UI improvements will not be included, however. There is a way to install the EUI (which isn't made by the devs here, it is done independantly from us) together with the Community Patch, but you need to delete few files from the EUI for this to work, I never tried so I don't know exactly how.

And yes, the AI will be significantly better. Not human-like intelligence, but far better, and far less bugged.
 
Really? Are you sure there is no Community Patch + EUI option in the autoinstaller? (not by my computer to check right now)
Options are:
VP with EUI
VP without EUI
CP only
CP + CBO -> I think you misread this one as CP + EUI, but it isn't.
43civ CP
43civ VP with EUI
43civ VP without EUI
 
What determines whether a civ is willing to capitulate during war? Obviously it's not something they do willy nilly, but are there specific requirements or measures? In my recent game I was only able to get them to after taking their capital and some other cities, but I don't think you have to take the capital.

Is it just as simple as warscore, or is there more to it?
 
What determines whether a civ is willing to capitulate during war? Obviously it's not something they do willy nilly, but are there specific requirements or measures? In my recent game I was only able to get them to after taking their capital and some other cities, but I don't think you have to take the capital.

Is it just as simple as warscore, or is there more to it?

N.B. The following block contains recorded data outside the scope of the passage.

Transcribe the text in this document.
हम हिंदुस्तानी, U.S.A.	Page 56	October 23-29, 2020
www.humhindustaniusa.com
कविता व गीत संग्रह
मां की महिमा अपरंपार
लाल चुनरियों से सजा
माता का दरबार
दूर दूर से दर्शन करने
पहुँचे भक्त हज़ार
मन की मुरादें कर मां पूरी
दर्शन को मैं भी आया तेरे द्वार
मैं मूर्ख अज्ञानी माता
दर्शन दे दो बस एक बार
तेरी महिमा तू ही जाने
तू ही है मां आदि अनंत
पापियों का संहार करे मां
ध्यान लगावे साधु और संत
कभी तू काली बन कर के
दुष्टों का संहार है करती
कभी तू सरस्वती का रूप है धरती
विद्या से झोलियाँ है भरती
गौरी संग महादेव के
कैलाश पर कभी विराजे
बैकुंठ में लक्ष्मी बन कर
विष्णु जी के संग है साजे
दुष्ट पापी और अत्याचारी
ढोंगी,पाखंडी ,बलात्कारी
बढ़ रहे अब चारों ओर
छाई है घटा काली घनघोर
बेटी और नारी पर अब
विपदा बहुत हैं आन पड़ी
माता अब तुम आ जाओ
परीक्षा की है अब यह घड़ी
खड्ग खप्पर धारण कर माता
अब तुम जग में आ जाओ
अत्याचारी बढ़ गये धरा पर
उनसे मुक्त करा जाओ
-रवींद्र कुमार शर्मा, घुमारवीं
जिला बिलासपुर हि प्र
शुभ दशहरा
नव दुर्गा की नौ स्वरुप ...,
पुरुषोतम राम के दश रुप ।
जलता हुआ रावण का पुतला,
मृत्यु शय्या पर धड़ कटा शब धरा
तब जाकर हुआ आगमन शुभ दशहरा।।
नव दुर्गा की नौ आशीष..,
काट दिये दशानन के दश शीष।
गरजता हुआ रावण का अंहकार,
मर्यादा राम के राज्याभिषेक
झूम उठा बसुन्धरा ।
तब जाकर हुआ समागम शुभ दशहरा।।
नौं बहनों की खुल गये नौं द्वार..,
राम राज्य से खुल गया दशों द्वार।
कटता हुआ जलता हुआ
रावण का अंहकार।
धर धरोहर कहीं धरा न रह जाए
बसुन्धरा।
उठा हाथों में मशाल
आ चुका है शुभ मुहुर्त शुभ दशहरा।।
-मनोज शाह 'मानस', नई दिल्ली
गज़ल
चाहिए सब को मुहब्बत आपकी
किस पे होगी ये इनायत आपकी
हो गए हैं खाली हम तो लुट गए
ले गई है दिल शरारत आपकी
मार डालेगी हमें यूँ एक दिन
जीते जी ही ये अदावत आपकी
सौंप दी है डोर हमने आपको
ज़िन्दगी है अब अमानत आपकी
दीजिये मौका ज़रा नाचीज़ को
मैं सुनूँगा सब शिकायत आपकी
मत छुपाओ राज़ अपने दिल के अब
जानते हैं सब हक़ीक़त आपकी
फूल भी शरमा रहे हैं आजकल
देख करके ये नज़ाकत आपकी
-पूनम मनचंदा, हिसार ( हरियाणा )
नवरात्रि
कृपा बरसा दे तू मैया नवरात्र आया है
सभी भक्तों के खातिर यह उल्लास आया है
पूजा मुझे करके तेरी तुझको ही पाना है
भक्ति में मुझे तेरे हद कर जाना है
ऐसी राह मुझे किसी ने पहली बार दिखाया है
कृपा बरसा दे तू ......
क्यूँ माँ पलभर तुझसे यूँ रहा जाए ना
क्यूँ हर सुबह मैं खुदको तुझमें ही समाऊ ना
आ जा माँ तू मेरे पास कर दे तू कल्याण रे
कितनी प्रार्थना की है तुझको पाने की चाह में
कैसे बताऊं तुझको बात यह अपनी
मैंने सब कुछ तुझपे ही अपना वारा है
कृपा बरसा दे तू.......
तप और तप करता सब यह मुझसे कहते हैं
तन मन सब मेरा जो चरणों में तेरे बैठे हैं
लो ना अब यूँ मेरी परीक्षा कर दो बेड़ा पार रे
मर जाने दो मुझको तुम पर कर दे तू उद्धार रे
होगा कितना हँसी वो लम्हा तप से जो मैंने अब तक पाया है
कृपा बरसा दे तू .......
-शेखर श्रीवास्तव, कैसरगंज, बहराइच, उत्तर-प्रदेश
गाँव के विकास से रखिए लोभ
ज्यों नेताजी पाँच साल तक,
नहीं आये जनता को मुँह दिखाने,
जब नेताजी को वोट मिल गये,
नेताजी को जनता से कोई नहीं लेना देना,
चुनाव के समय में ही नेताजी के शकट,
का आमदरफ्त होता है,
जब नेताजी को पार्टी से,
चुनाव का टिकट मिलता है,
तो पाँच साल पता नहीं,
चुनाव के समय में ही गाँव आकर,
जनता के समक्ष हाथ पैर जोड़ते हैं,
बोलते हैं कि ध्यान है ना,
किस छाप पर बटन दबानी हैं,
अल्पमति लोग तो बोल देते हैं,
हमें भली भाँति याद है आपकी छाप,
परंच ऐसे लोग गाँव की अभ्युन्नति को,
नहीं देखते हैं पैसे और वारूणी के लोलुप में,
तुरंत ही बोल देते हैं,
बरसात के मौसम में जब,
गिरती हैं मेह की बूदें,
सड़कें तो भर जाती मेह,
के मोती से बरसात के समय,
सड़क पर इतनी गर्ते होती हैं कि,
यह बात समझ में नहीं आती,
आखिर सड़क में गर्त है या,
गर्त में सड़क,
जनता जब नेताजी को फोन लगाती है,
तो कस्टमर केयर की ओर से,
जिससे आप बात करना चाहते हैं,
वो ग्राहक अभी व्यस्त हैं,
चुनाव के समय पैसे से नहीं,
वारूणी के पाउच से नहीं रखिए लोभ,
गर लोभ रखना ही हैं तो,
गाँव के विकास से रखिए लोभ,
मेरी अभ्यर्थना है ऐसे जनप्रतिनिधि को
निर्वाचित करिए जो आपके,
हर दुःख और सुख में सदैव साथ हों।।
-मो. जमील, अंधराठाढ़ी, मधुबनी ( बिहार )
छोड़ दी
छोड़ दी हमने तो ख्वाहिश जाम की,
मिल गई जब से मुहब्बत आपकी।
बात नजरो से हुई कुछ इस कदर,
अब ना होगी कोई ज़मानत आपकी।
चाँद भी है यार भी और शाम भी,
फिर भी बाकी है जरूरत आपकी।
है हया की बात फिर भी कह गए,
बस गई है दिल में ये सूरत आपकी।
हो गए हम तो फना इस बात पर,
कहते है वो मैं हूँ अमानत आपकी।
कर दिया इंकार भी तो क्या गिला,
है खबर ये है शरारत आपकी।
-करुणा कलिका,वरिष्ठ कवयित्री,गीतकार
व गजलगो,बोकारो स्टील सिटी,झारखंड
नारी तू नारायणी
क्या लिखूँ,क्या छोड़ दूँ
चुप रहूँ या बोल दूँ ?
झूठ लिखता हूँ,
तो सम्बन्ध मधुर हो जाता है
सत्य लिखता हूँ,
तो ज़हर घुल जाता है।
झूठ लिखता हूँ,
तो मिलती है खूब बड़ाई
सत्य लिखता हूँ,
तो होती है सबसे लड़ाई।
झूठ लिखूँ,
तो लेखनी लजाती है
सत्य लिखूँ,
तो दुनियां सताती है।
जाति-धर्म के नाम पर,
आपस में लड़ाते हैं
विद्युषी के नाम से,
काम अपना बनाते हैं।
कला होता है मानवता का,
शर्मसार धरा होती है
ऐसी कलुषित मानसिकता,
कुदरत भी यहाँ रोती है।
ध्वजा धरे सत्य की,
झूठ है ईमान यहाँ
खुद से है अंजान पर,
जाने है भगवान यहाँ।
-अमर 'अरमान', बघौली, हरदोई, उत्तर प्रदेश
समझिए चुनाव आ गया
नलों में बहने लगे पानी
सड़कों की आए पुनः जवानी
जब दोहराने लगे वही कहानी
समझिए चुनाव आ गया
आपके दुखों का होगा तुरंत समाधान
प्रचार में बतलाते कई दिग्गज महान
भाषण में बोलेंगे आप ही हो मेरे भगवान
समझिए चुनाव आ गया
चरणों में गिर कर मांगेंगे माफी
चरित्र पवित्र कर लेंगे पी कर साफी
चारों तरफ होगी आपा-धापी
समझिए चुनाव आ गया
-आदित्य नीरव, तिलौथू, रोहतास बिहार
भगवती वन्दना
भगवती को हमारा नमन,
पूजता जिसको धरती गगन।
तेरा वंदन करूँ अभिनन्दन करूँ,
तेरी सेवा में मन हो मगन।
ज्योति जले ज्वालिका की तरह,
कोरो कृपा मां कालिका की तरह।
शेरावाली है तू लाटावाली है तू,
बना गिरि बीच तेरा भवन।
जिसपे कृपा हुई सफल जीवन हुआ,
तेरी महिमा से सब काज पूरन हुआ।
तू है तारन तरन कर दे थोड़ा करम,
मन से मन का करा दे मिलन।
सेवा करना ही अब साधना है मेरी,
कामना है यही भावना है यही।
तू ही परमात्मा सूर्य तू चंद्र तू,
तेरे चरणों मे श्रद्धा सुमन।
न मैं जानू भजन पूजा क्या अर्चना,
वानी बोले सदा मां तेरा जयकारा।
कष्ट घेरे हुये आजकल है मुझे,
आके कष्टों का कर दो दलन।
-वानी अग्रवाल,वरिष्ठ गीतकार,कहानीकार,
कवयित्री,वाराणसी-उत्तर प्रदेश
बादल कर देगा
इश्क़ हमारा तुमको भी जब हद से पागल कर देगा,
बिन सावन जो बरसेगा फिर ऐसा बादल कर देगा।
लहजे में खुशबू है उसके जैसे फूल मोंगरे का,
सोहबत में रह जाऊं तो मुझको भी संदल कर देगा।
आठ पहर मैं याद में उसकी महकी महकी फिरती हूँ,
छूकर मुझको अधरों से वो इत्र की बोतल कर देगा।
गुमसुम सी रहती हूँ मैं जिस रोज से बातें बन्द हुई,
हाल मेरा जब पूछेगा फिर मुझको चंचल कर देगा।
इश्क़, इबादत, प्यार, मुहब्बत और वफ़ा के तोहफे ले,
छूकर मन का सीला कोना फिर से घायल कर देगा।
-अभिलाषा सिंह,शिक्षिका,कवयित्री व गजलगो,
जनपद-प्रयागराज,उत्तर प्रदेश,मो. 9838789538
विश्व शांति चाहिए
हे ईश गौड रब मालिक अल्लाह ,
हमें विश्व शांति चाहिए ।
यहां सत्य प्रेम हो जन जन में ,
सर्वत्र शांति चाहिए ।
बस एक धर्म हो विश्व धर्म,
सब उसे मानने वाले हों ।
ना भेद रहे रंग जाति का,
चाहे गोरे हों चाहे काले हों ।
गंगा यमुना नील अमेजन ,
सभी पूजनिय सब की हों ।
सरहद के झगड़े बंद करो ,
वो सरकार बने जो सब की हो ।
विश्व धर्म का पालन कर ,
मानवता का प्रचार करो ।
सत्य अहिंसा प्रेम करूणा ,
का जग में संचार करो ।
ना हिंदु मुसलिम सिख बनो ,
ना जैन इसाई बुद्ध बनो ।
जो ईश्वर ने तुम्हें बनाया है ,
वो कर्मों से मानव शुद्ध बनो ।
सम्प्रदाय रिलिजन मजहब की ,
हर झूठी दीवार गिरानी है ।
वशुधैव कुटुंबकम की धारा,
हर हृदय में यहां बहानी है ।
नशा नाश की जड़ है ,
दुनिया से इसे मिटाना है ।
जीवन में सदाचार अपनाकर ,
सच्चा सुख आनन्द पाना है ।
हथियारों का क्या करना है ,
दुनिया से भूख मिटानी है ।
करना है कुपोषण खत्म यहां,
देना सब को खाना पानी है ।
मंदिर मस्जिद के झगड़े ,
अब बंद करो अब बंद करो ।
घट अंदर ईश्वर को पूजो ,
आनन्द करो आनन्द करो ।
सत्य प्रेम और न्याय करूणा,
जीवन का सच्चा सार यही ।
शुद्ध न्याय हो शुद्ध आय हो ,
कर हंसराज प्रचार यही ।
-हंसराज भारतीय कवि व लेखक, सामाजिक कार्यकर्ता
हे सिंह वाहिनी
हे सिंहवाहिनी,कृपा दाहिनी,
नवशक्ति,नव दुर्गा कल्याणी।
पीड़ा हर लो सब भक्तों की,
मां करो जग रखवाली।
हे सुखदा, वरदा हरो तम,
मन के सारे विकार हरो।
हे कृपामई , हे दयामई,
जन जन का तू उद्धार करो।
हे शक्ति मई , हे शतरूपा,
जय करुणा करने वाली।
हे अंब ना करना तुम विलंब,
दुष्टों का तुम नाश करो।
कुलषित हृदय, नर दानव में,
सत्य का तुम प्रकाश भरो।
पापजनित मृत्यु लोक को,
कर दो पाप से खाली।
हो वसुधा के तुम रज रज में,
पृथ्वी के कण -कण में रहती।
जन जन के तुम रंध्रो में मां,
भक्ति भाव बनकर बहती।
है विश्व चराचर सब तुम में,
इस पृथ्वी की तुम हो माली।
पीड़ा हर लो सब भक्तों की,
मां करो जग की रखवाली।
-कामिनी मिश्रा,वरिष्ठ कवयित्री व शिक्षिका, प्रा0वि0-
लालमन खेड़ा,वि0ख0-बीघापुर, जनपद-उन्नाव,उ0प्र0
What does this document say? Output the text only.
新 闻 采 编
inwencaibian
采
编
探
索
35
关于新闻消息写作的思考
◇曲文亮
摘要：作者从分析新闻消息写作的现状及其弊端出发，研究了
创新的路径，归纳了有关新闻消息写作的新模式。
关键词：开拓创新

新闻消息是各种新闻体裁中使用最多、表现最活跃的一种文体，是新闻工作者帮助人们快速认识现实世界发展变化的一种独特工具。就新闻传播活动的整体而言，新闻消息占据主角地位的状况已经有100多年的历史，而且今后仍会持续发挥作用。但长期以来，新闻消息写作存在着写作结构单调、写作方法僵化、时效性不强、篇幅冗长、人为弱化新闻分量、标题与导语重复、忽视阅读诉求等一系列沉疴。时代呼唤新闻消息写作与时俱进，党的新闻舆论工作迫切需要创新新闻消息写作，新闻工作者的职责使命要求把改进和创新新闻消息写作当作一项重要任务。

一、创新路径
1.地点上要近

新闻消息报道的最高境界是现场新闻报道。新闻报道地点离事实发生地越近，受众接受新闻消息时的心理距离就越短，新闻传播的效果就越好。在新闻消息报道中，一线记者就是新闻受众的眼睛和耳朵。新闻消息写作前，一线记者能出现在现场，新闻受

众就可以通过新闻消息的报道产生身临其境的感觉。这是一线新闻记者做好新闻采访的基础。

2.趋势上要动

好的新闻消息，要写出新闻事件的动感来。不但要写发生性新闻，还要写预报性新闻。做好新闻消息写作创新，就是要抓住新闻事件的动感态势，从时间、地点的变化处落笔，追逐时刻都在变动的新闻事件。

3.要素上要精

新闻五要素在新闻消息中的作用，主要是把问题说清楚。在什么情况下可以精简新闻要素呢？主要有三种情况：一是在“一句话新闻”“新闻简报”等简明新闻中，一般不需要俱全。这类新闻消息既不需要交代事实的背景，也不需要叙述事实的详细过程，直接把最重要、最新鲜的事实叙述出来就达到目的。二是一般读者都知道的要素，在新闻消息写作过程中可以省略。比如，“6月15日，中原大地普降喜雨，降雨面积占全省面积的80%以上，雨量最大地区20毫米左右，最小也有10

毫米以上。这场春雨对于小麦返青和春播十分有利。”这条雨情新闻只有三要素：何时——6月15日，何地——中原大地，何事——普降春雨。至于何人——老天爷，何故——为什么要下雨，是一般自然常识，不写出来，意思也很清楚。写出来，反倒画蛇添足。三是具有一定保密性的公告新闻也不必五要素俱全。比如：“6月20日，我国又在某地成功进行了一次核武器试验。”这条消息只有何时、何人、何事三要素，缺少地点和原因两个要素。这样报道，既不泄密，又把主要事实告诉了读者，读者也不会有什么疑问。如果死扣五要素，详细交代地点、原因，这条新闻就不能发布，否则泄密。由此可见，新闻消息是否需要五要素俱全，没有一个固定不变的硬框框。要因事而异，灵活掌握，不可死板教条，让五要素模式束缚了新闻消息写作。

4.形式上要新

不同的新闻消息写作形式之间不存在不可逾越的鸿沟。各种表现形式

I don't have actual values to give you but I can confirm that you don't need their capital for capitulation to happen. I believe it's really a major difference in your military strength once you get sufficient warscore. I remember a game where I got a civ to capitulate but they still thought about rebelling because they had a chance to rebuild and capture more cities to bolster their strength. Usually, the loss of their capital should suffice but you don't want them too strong unless you're going for Autocracy.
 
What determines whether a civ is willing to capitulate during war? Obviously it's not something they do willy nilly, but are there specific requirements or measures? In my recent game I was only able to get them to after taking their capital and some other cities, but I don't think you have to take the capital.

Is it just as simple as warscore, or is there more to it?
I don't have actual values to give you but I can confirm that you don't need their capital for capitulation to happen. I believe it's really a major difference in your military strength once you get sufficient warscore. I remember a game where I got a civ to capitulate but they still thought about rebelling because they had a chance to rebuild and capture more cities to bolster their strength. Usually, the loss of their capital should suffice but you don't want them too strong unless you're going for Autocracy.
https://civ-5-cbp.fandom.com/wiki/Warscore

The capital isn't exactly the needed method, but you have to cripple their economic and military potential to the point of capitulation. The capital is however a representation of military and economic power. Take down the Capital and their economy center crumbles while undermining their military strength.
 
Are those values like Weak, Pathetic, Armistice, Settlement, etc. visible in game (without transparent diplomacy) or is it just in the background. If there were a way to tell an AI's current attitude toward peace concessions, it would save me from checking every few turns.